Pourquoi ça ne marche pas
L’équilibre est traité comme une question individuelle
On conseille de mieux s’organiser.
De poser des limites.
De déconnecter.
Mais ces conseils supposent
que le système respecte ces limites.
Quand ce n’est pas le cas,
elles deviennent théoriques.
La frontière est sans cesse franchie
par la réalité opérationnelle.
Le travail déborde parce qu’il le peut
Si le travail déborde,
ce n’est pas par malveillance.
C’est parce que rien ne l’empêche de le faire.
Les décisions non distribuées,
les règles floues,
les responsabilités mal définies
créent une perméabilité constante.
Le travail occupe tout l’espace disponible.
Le repos devient une variable d’ajustement
Faute de cadre,
le repos est ce que l’on sacrifie en premier.
On repousse.
On compense.
On se dit que ce sera temporaire.
Mais le temporaire devient permanent.
Ce qui se passe vraiment
Le problème n’est pas l’équilibre, mais la dépendance
Quand une entreprise dépend fortement
d’une seule personne,
l’équilibre est impossible.
La charge ne se répartit pas.
Elle se concentre.
Le dirigeant devient le point de passage obligé.
Et tant que cette dépendance existe,
le travail déborde mécaniquement.
Un système sain crée des frontières naturelles
Dans un système structuré,
les responsabilités sont claires.
Les décisions sont distribuées.
Les règles sont explicites.
Les frontières ne sont pas imposées.
Elles émergent naturellement.
Le travail s’arrête là où il doit s’arrêter,
parce qu’il n’a plus besoin d’envahir le reste.

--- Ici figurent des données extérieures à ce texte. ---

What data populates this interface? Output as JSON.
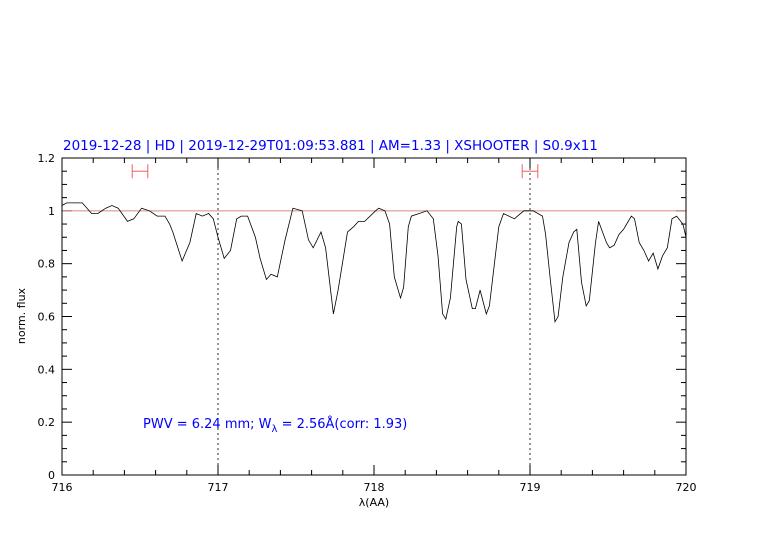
{
  "chart_data": {
    "type": "line",
    "title": "2019-12-28 | HD | 2019-12-29T01:09:53.881 | AM=1.33 | XSHOOTER | S0.9x11",
    "xlabel": "λ(AA)",
    "ylabel": "norm. flux",
    "xlim": [
      716,
      720
    ],
    "ylim": [
      0,
      1.2
    ],
    "xticks": [
      "716",
      "717",
      "718",
      "719",
      "720"
    ],
    "yticks": [
      "0",
      "0.2",
      "0.4",
      "0.6",
      "0.8",
      "1",
      "1.2"
    ],
    "grid": false,
    "reference_line_y": 1,
    "vertical_markers_x": [
      717,
      719
    ],
    "error_bar_markers": [
      {
        "x": [
          716.45,
          716.55
        ],
        "y": 1.15
      },
      {
        "x": [
          718.95,
          719.05
        ],
        "y": 1.15
      }
    ],
    "annotation": {
      "prefix": "PWV  =  6.24  mm;  W",
      "subscript": "λ",
      "suffix": "  =  2.56Å(corr:  1.93)"
    },
    "colors": {
      "title": "#0000ff",
      "annotation": "#0000ff",
      "marker": "#f06060",
      "reference": "#d88888",
      "line": "#000000"
    },
    "series": [
      {
        "x": [
          716.0,
          716.03,
          716.08,
          716.13,
          716.19,
          716.23,
          716.28,
          716.32,
          716.36,
          716.42,
          716.46,
          716.51,
          716.56,
          716.61,
          716.66,
          716.69,
          716.71,
          716.77,
          716.82,
          716.86,
          716.9,
          716.94,
          716.97,
          717.0,
          717.04,
          717.08,
          717.12,
          717.15,
          717.19,
          717.24,
          717.27,
          717.31,
          717.34,
          717.38,
          717.43,
          717.48,
          717.54,
          717.58,
          717.61,
          717.66,
          717.69,
          717.74,
          717.77,
          717.83,
          717.87,
          717.9,
          717.94,
          718.01,
          718.03,
          718.07,
          718.1,
          718.13,
          718.17,
          718.19,
          718.22,
          718.24,
          718.29,
          718.34,
          718.38,
          718.41,
          718.44,
          718.46,
          718.49,
          718.53,
          718.54,
          718.56,
          718.59,
          718.63,
          718.65,
          718.68,
          718.72,
          718.74,
          718.8,
          718.83,
          718.9,
          718.96,
          719.02,
          719.08,
          719.1,
          719.13,
          719.16,
          719.18,
          719.21,
          719.25,
          719.28,
          719.3,
          719.33,
          719.36,
          719.38,
          719.42,
          719.44,
          719.49,
          719.51,
          719.54,
          719.57,
          719.6,
          719.62,
          719.65,
          719.67,
          719.7,
          719.73,
          719.76,
          719.79,
          719.82,
          719.85,
          719.88,
          719.91,
          719.94,
          719.98,
          720.0
        ],
        "y": [
          1.02,
          1.03,
          1.03,
          1.03,
          0.99,
          0.99,
          1.01,
          1.02,
          1.01,
          0.96,
          0.97,
          1.01,
          1.0,
          0.98,
          0.98,
          0.95,
          0.92,
          0.81,
          0.88,
          0.99,
          0.98,
          0.99,
          0.97,
          0.9,
          0.82,
          0.85,
          0.97,
          0.98,
          0.98,
          0.9,
          0.82,
          0.74,
          0.76,
          0.75,
          0.89,
          1.01,
          1.0,
          0.89,
          0.86,
          0.92,
          0.86,
          0.61,
          0.7,
          0.92,
          0.94,
          0.96,
          0.96,
          1.0,
          1.01,
          1.0,
          0.95,
          0.75,
          0.67,
          0.71,
          0.94,
          0.98,
          0.99,
          1.0,
          0.97,
          0.83,
          0.61,
          0.59,
          0.67,
          0.94,
          0.96,
          0.95,
          0.74,
          0.63,
          0.63,
          0.7,
          0.61,
          0.64,
          0.94,
          0.99,
          0.97,
          1.0,
          1.0,
          0.98,
          0.91,
          0.74,
          0.58,
          0.6,
          0.75,
          0.88,
          0.92,
          0.93,
          0.73,
          0.64,
          0.66,
          0.88,
          0.96,
          0.88,
          0.86,
          0.87,
          0.91,
          0.93,
          0.95,
          0.98,
          0.97,
          0.88,
          0.85,
          0.81,
          0.84,
          0.78,
          0.83,
          0.86,
          0.97,
          0.98,
          0.95,
          0.9
        ]
      }
    ]
  }
}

Le repos n’est pas un luxe, mais un indicateur
La capacité à se reposer
n’est pas un signe de paresse.
C’est un indicateur de maturité structurelle.
Quand le système tient,
le repos devient possible
sans culpabilité.
Ce qu’il faut faire
Il ne s’agit pas de chercher
un équilibre parfait.
Quelques principes suffisent souvent :
Réduire la dépendance du système
à une seule personneClarifier les responsabilités réelles
Distribuer les décisions au bon niveau
Installer des règles
qui créent des frontières naturelles
Ces principes ne promettent pas
un équilibre idéal.
Ils rendent simplement
une séparation possible.
Conclusion
Le work-life balance est souvent présenté
comme un objectif personnel.
Mais tant que la structure reste fragile,
aucune discipline individuelle ne suffit.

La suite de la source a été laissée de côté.